Maelstrom defines the following error codes. You may also define your own, above 100.

# Network errors
0     The request timed out
1     The node a message was sent to does not exist

# Generic errors
10    The given operation is not supported
11    This node is temporarily unable to serve this type of request

# Key-value errors
20   The given key does not exist
21   The given key already exists
22   A precondition (e.g. a compare-and-set comparison) failed

Codes 1, 10, 11, 20, 21, and 22 are understood to be definite failures: they indicate the request cannot have, and will never, succeed. Other error codes are indeterminate: Maelstrom assumes they may or may not succeed.

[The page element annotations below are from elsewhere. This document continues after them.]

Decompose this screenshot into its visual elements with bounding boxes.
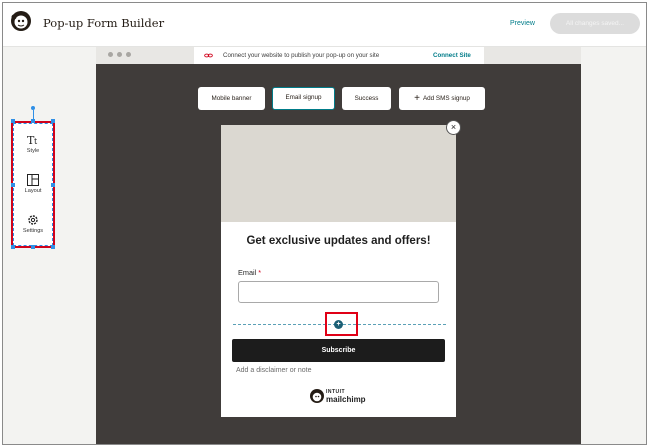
resize-handle[interactable]: [11, 245, 15, 249]
resize-handle[interactable]: [51, 183, 55, 187]
top-header: Pop-up Form Builder Preview All changes …: [3, 3, 646, 47]
email-label-text: Email: [238, 268, 257, 277]
mailchimp-freddie-icon: [310, 389, 324, 403]
window-dot: [108, 52, 113, 57]
brand-mailchimp: mailchimp: [326, 395, 366, 404]
plus-icon: +: [414, 93, 420, 104]
tab-add-sms-signup[interactable]: + Add SMS signup: [399, 87, 485, 110]
resize-handle[interactable]: [11, 183, 15, 187]
popup-image-placeholder[interactable]: [221, 125, 456, 222]
subscribe-button[interactable]: Subscribe: [232, 339, 445, 362]
tab-label: Email signup: [285, 94, 322, 101]
resize-handle[interactable]: [31, 119, 35, 123]
tab-success[interactable]: Success: [342, 87, 391, 110]
add-field-highlight-box: [325, 312, 358, 336]
link-broken-icon: [204, 53, 213, 58]
preview-link[interactable]: Preview: [510, 20, 535, 27]
selection-outline: [13, 123, 53, 246]
resize-handle[interactable]: [51, 119, 55, 123]
resize-handle[interactable]: [51, 245, 55, 249]
rotate-handle[interactable]: [31, 106, 35, 110]
editor-canvas: Connect your website to publish your pop…: [96, 47, 581, 444]
email-field-label: Email *: [238, 268, 261, 277]
resize-handle[interactable]: [11, 119, 15, 123]
disclaimer-field[interactable]: Add a disclaimer or note: [236, 367, 311, 374]
email-field[interactable]: [238, 281, 439, 303]
save-status-button[interactable]: All changes saved...: [550, 13, 640, 34]
window-dot: [117, 52, 122, 57]
tab-email-signup[interactable]: Email signup: [272, 87, 335, 110]
app-title: Pop-up Form Builder: [43, 16, 165, 30]
mailchimp-branding: INTUIT mailchimp: [309, 387, 374, 407]
connect-site-link[interactable]: Connect Site: [433, 47, 471, 64]
browser-bar: Connect your website to publish your pop…: [96, 47, 581, 64]
popup-form-preview[interactable]: Get exclusive updates and offers! Email *…: [221, 125, 456, 417]
tab-label: Add SMS signup: [422, 95, 470, 102]
tab-mobile-banner[interactable]: Mobile banner: [198, 87, 265, 110]
close-icon[interactable]: ×: [446, 120, 461, 135]
required-mark: *: [258, 268, 262, 277]
app-window: Pop-up Form Builder Preview All changes …: [2, 2, 647, 445]
resize-handle[interactable]: [31, 245, 35, 249]
notice-text: Connect your website to publish your pop…: [223, 52, 380, 59]
mailchimp-logo-icon[interactable]: [9, 9, 33, 33]
popup-headline[interactable]: Get exclusive updates and offers!: [221, 235, 456, 247]
connect-site-notice: Connect your website to publish your pop…: [194, 47, 484, 64]
window-dot: [126, 52, 131, 57]
tab-label: Success: [354, 95, 379, 102]
tab-label: Mobile banner: [211, 95, 252, 102]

Use code 10 when developing your server, as a stub to indicate failure. Use code 11 for things like requests made to an uninitialized node, or a node which is a follower.

Writes

Maelstrom will simulate client writes by sending messages like:

{"type"     "write"
 "msg_id"   An integer
 "key"      A string: the key the client would like to write
 "value"    A string: the value the client would like to write}

Keys should be created if they do not already exist. Respond to writes by returning:

{"type"         "write_ok"
 "in_reply_to"  The msg_id of the write request}

Reads

Maelstrom will simulate client reads by sending messages like:

{"type"       "read"
 "msg_id"     An integer
 "key"        A string: the key the client would like to read}

Respond to reads by returning:

{"type"         "read_ok"
 "in_reply_to"  The msg_id of the read request
 "value"        The string value for that key

If the key does not exist, return

{"type"         "error"
 "in_reply_to"  The msg_id of the request
 "code"         20}

Compare and Set

Maelstrom will simulate client compare-and-set operations by sending messages like:

{"type"     "cas"
 "msg_id"   An integer
 "key"      A string: the key the client would like to write
 "from"     A string: the value that the client expects to be present
 "to"       A string: the value to write if and only if the value is `from`}

If the current value of the given key is from, set the key's value to to, and return:

{"type"         "cas_ok"
 "in_reply_to"  The msg_id of the request}

If the key does not exist, return

{"type"         "error"
 "in_reply_to"  The msg_id of the request
 "code"         20}

If the current value is not from, return

{"type"         "error"
 "in_reply_to"  The msg_id of the request
 "code"         22}

Delete

Maelstrom will simulate client deletes by sending messages like:

{"type"       "delete"
 "msg_id"     An integer
 "key"        A string: the key to delete}

Delete the key from your table, and return:

{"type"         "delete_ok"
 "in_reply_to"  The msg_id of the request}

If the key does not exist, return:

{"type"         "error"
 "in_reply_to"  The msg_id of the request
 "code"         20}

License

Copyright © 2017 Kyle Kingsbury

Distributed under the Eclipse Public License either version 1.0 or (at your option) any later version.